Rodney Berget Wants To End Appeal
Convicted killer Rodney Berget says he wants to stop an appeal that’s preventing him from being put to death, but his attorney can't support the move. The issues are enough to delay major action in Rodney Berget’s case for a few months.
Rodney Berget was in a Minnehaha County courtroom Friday. He wants to end his execution appeal.
Judge Douglas Hoffman asked if he understood that waiving his rights is a path to execution. Berget responded "yes".
That wasn’t enough for the judge to authorize a path to execution that day.
Berget’s lawyer Eric Shulte says he wants to complete an investigation to determine Berget’s intellectual stability in case he has a disability. Berget told the judge he disagrees with his attorney. He told the judge about his lawyers, "They can do what they want... His beliefs are his beliefs. I'm not gonna tell him the way he should feel or not to say those words."
South Dakota Attorney General Marty Jackley says Berget has the right to make his own decisions and no evidence exists that Berget is intellectually unfit.
"As I indicated in open court, I disagreed with some of his positions, but I certainly respect those positions," Jackley says. "And that’s part of what’s going to happen in the next 60 to 90 days is how this proceeds from there and what the court’s rulings are on a defense attorney’s obligations."
The judge says wants a status hearing in 60 to 90 days, which gives both sides the opportunity to file paperwork. Then he can decide if he should lift the stay of execution so the state can request a warrant for Berget’s death.
Rodney Berget was an inmate in 2011 when he and another man, Eric Robert, tried to break out of prison. They killed a correctional officer. Robert and Berget were tried and sentenced separately, but their actions were similar in the beginning.
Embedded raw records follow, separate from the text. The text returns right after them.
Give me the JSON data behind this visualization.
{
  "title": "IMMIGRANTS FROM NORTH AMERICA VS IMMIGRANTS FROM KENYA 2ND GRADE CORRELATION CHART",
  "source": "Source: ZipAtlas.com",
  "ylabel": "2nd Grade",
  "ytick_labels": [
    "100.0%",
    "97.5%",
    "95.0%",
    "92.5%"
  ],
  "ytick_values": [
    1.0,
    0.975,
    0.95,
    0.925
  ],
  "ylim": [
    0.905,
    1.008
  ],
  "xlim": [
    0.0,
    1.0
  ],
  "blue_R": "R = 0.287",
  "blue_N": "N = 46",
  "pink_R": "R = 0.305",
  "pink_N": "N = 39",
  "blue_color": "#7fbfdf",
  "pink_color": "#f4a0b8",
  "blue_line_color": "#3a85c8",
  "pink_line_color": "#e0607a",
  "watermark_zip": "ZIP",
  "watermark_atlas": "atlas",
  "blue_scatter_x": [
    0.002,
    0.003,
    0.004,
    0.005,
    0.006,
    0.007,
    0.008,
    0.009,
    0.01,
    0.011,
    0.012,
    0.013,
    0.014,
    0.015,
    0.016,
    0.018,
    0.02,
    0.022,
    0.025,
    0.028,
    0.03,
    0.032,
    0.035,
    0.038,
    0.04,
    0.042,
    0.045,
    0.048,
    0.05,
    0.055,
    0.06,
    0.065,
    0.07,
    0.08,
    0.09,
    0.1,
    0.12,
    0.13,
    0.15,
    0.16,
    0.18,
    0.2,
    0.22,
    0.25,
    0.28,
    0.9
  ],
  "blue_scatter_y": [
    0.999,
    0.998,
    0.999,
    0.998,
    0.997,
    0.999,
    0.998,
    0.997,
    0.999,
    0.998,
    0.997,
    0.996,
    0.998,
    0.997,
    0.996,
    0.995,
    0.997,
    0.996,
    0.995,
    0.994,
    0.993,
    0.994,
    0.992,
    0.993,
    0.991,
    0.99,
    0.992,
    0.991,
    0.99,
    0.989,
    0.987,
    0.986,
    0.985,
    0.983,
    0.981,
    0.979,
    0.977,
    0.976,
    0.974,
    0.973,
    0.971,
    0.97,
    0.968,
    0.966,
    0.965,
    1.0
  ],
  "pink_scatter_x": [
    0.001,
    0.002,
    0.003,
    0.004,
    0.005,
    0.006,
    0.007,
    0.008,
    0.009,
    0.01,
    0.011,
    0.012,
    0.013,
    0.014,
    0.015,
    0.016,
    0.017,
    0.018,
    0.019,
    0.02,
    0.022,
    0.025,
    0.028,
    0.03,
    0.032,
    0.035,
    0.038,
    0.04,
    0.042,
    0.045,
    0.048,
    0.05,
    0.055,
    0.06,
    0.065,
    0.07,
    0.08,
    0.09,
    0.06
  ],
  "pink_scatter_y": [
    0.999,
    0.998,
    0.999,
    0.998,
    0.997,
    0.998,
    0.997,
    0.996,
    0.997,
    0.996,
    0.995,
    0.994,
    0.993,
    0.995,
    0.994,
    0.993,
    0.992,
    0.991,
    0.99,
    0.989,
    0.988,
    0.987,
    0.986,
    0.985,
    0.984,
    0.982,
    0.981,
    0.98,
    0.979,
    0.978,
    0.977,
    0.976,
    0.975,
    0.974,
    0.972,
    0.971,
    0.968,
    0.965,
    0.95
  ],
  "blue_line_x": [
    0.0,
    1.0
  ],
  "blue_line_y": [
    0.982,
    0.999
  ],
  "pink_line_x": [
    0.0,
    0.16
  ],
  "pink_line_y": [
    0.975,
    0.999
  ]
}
"That they had attempted an escape and had killed senior correction officer RJ Johnson, that they felt that they were moving forward to having a voluntary execution, that at sentencing that certainly was the route that Robert went and that there was a stronger defense put up, so to speak, in the Berget sentencing – almost a change of course," Jackley says. "And I think what we heard today and what we’ve seen in some of the letters and some of the references by the court is that this proceeding has now put us back on the course that we saw at the original Berget plea hearing."
Jackley says letters from Berget contain some reasoning for the decision, but he can’t talk about them right now because those documents are sealed.
Eric Robert died by lethal injection in October 2012.